Jedenfalls ein Recht auf Heimatliches in der Sprache. Bei uns heißt es „zu“ Ostern und „Sonnabend“ statt Samstag

Eine Leserin schreibt: „Im Radio hört man immer wieder: Ich wünsche Ihnen einen schönen guten Tag. Ist das richtig, kann man einen schönen guten Tag wünschen? Meiner Meinung nach sagt man: Ich wünsche Ihnen einen guten Tag, oder ich wünsche Ihnen einen schönen Tag. Aber beides zusammen?“

Als Sprachkolumnist bin ich nicht bloß Autor, sondern muss, wie ich gelernt habe, als „Service“ auch kurze Fragen kurz beantworten. Allerdings möchte ich mich dabei auf die geschriebene Sprache beschränken.

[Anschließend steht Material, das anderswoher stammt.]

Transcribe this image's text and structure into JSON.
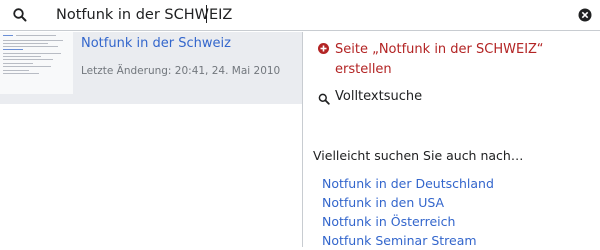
{
  "search": {
    "value": "Notfunk in der SCHWEIZ",
    "icon": "search-icon",
    "clear_icon": "clear-icon"
  },
  "results": [
    {
      "title": "Notfunk in der Schweiz",
      "meta": "Letzte Änderung: 20:41, 24. Mai 2010"
    }
  ],
  "create_page": {
    "icon": "add-circle-icon",
    "label": "Seite „Notfunk in der SCHWEIZ“ erstellen",
    "color": "#b32424"
  },
  "fulltext": {
    "icon": "search-icon",
    "label": "Volltextsuche"
  },
  "suggestions": {
    "heading": "Vielleicht suchen Sie auch nach…",
    "items": [
      "Notfunk in der Deutschland",
      "Notfunk in den USA",
      "Notfunk in Österreich",
      "Notfunk Seminar Stream"
    ]
  },
  "colors": {
    "link": "#3366cc",
    "selected_row": "#eaecf0",
    "divider": "#c8ccd1"
  }
}
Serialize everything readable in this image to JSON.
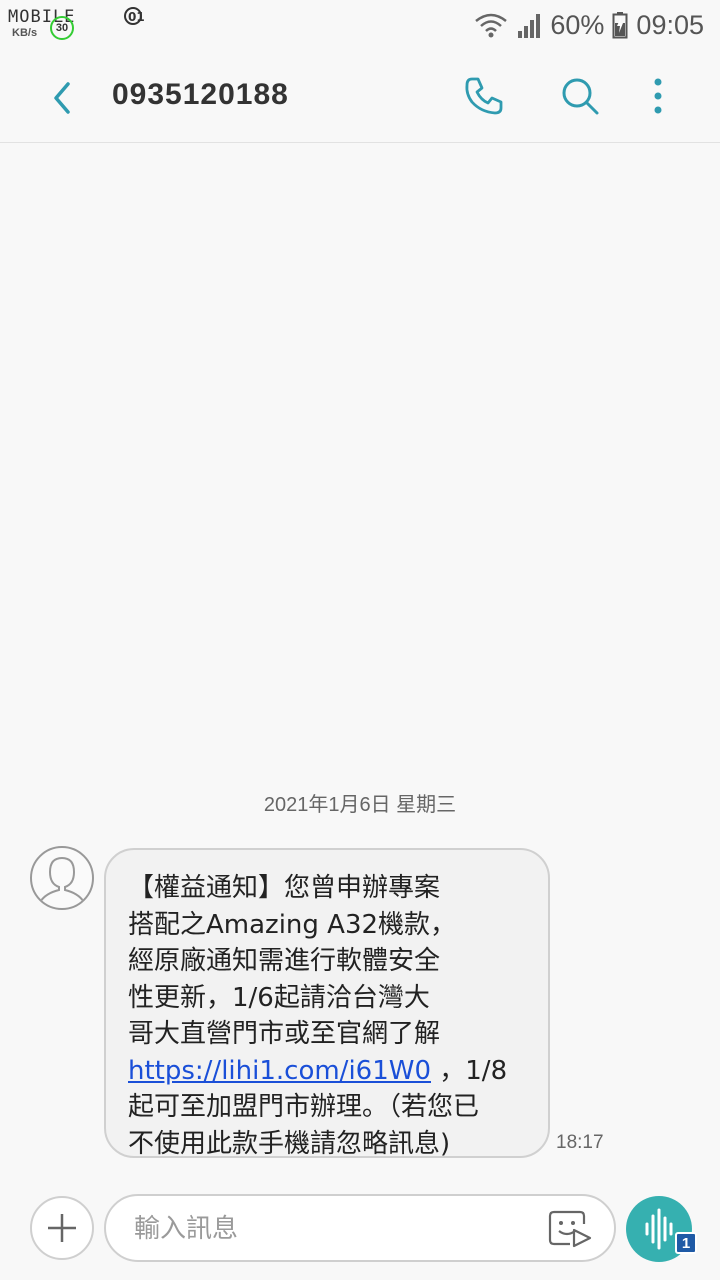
{
  "status_bar": {
    "logo_text": "MOBILE01",
    "speed_unit": "KB/s",
    "speed_value": "30",
    "battery": "60%",
    "time": "09:05"
  },
  "header": {
    "title": "0935120188",
    "icons": [
      "back-icon",
      "phone-icon",
      "search-icon",
      "more-vertical-icon"
    ],
    "accent_color": "#2f9bb0"
  },
  "conversation": {
    "date": "2021年1月6日 星期三",
    "message": {
      "lines": [
        "【權益通知】您曾申辦專案",
        "搭配之Amazing A32機款，",
        "經原廠通知需進行軟體安全",
        "性更新，1/6起請洽台灣大",
        "哥大直營門市或至官網了解"
      ],
      "link": "https://lihi1.com/i61W0",
      "link_suffix": "，1/8",
      "lines_after": [
        "起可至加盟門市辦理。（若您已",
        "不使用此款手機請忽略訊息)"
      ],
      "time": "18:17"
    }
  },
  "composer": {
    "placeholder": "輸入訊息",
    "voice_badge": "1",
    "voice_color": "#36b0b0"
  }
}
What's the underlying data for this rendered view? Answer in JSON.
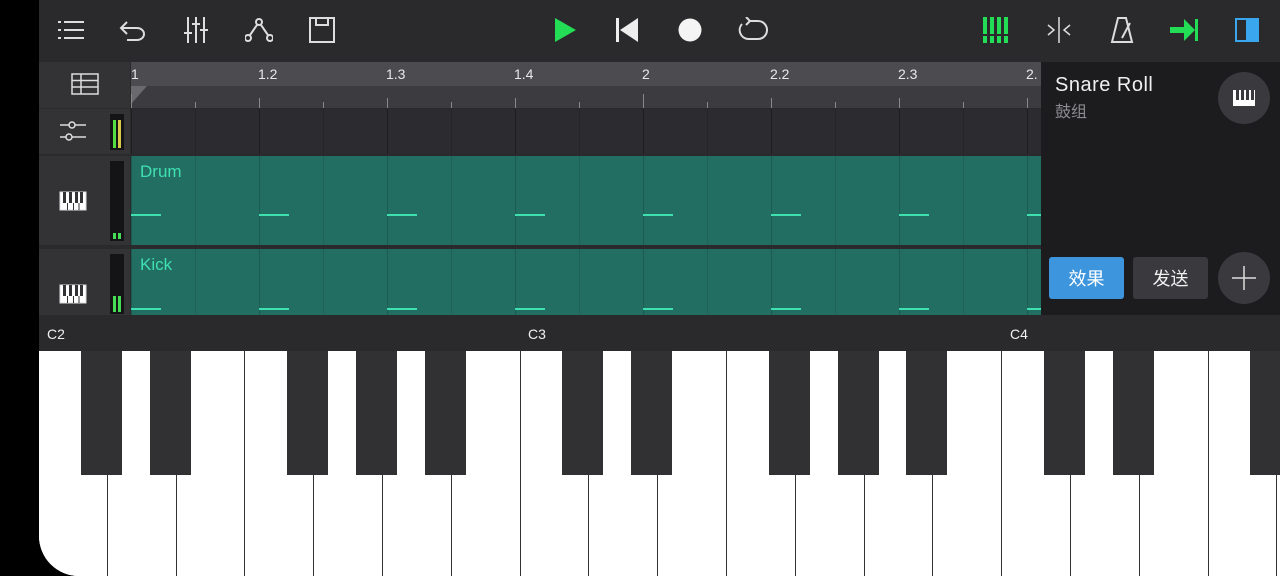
{
  "toolbar": {
    "left_icons": [
      "menu-icon",
      "undo-icon",
      "mixer-icon",
      "automation-icon",
      "save-icon"
    ],
    "center_icons": [
      "play-icon",
      "rewind-icon",
      "record-icon",
      "loop-icon"
    ],
    "right_icons": [
      "keyboard-toggle-icon",
      "split-icon",
      "metronome-icon",
      "follow-icon",
      "panel-toggle-icon"
    ],
    "colors": {
      "accent_green": "#22dd55",
      "accent_blue": "#3d95dd"
    }
  },
  "ruler": {
    "labels": [
      "1",
      "1.2",
      "1.3",
      "1.4",
      "2",
      "2.2",
      "2.3",
      "2."
    ]
  },
  "tracks": [
    {
      "name": "Drum",
      "icon": "piano-icon"
    },
    {
      "name": "Kick",
      "icon": "piano-icon"
    }
  ],
  "track_color": "#236e63",
  "master_track": {
    "icon": "routing-icon"
  },
  "sidebar": {
    "top_icon": "track-list-icon"
  },
  "right_panel": {
    "instrument_name": "Snare Roll",
    "instrument_group": "鼓组",
    "effects_label": "效果",
    "send_label": "发送"
  },
  "keyboard": {
    "octave_labels": [
      "C2",
      "C3",
      "C4"
    ]
  }
}
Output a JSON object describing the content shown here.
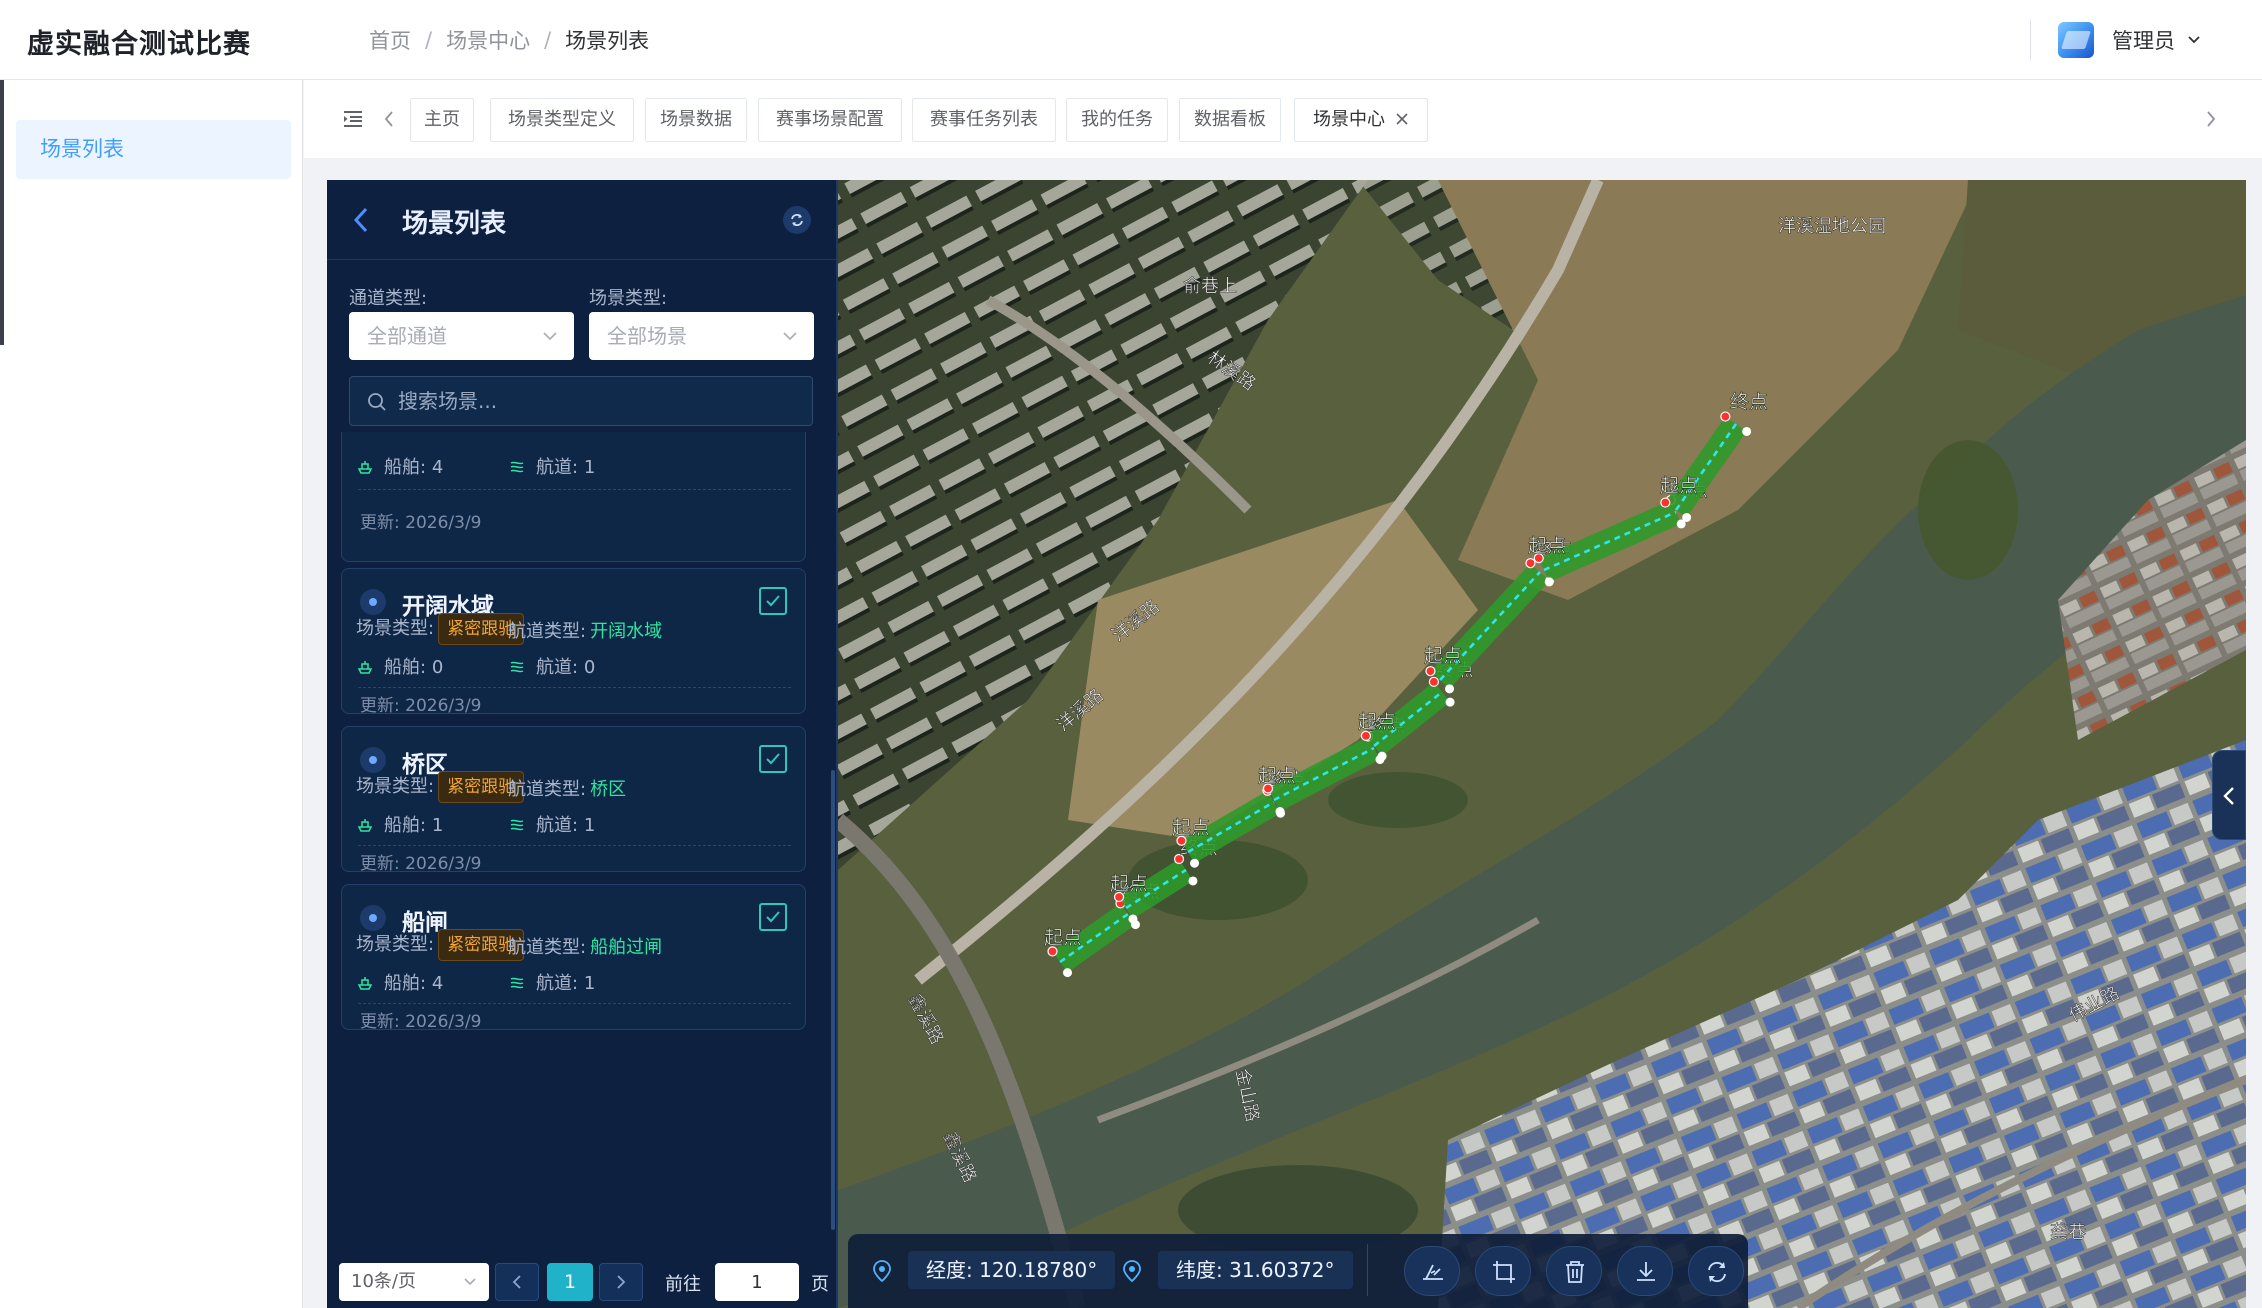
{
  "app": {
    "title": "虚实融合测试比赛"
  },
  "breadcrumb": {
    "items": [
      "首页",
      "场景中心",
      "场景列表"
    ],
    "separator": "/"
  },
  "user": {
    "name": "管理员"
  },
  "sidebar": {
    "items": [
      {
        "label": "场景列表",
        "active": true
      }
    ]
  },
  "tabs": [
    {
      "label": "主页",
      "active": false
    },
    {
      "label": "场景类型定义",
      "active": false
    },
    {
      "label": "场景数据",
      "active": false
    },
    {
      "label": "赛事场景配置",
      "active": false
    },
    {
      "label": "赛事任务列表",
      "active": false
    },
    {
      "label": "我的任务",
      "active": false
    },
    {
      "label": "数据看板",
      "active": false
    },
    {
      "label": "场景中心",
      "active": true,
      "closable": true
    }
  ],
  "panel": {
    "title": "场景列表",
    "filters": {
      "channel_label": "通道类型:",
      "channel_value": "全部通道",
      "scene_label": "场景类型:",
      "scene_value": "全部场景"
    },
    "search_placeholder": "搜索场景..."
  },
  "labels": {
    "scene_type": "场景类型:",
    "channel_type": "航道类型:",
    "ships": "船舶:",
    "channels": "航道:"
  },
  "scenes": [
    {
      "title": "",
      "scene_type": "",
      "channel_type": "",
      "ships": "4",
      "channels": "1",
      "updated": "更新: 2026/3/9",
      "checked": true,
      "partial": true
    },
    {
      "title": "开阔水域",
      "scene_type": "紧密跟驰",
      "channel_type": "开阔水域",
      "ships": "0",
      "channels": "0",
      "updated": "更新: 2026/3/9",
      "checked": true
    },
    {
      "title": "桥区",
      "scene_type": "紧密跟驰",
      "channel_type": "桥区",
      "ships": "1",
      "channels": "1",
      "updated": "更新: 2026/3/9",
      "checked": true
    },
    {
      "title": "船闸",
      "scene_type": "紧密跟驰",
      "channel_type": "船舶过闸",
      "ships": "4",
      "channels": "1",
      "updated": "更新: 2026/3/9",
      "checked": true
    }
  ],
  "pagination": {
    "page_size": "10条/页",
    "current_page": "1",
    "goto_label": "前往",
    "goto_value": "1",
    "page_unit": "页"
  },
  "map": {
    "place_labels": [
      "洋溪湿地公园",
      "俞巷上",
      "林溪路",
      "洋溪路",
      "洋溪路",
      "鑫溪路",
      "鑫溪路",
      "金山路",
      "伟业路",
      "龚巷"
    ],
    "waypoint_start": "起点",
    "waypoint_end": "终点",
    "coords": {
      "lng": "经度: 120.18780°",
      "lat": "纬度: 31.60372°"
    },
    "tools": [
      "measure-tool",
      "crop-tool",
      "delete-tool",
      "download-tool",
      "refresh-tool"
    ]
  },
  "colors": {
    "accent": "#409eff",
    "panel_bg": "#0d2040",
    "badge": "#f0a432",
    "success": "#2ee6a2",
    "route": "#2e9a2a",
    "check": "#2ec7c0"
  }
}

Der Verfasser ist „Wortschatz“-Autor und früherer Chef vom Dienst des Abendblatts. Seine Sprachkolumne erscheint dienstags
Der Verfasser ist „Wortschatz“-Autor und früherer Chef vom Dienst des Abendblatts. Seine Sprachkolumne erscheint dienstags © HA | Klaus Bodig

Im Radio wird jedoch gesprochen, und ich kann in dem schriftlich wiedergegebenen Zitat die Pausen und Betonungen des Moderators nicht nachvollziehen. Grundsätzlich darf der Tag mehr als eine Eigenschaft haben, und alle diese Eigenschaften können hinter­einander als Attribute vor dem Substantiv stehen. Der Tag kann gut verlaufen, und der Tag kann ein schöner Tag sein. Warum sollten wir den Tag nicht durch die Aufzählung entsprechender Adjektive charakterisieren, die wir allerdings jeweils mit einem „und“ koppeln müssten? Der Moderator wünscht also einen schönen Tag und einen guten Tag. Falls er die Konjunktion „und“ jedoch weglässt, muss er stattdessen ein Komma setzen: „Ich wünsche Ihnen einen schönen, guten Tag!“ Ein Komma kann man schreiben, aber nicht hören, es sei denn durch eine kleine Pause oder Betonung des gesprochenen Satzes. Für nicht selbst gehörte Pausen bin ich jedoch nicht zuständig.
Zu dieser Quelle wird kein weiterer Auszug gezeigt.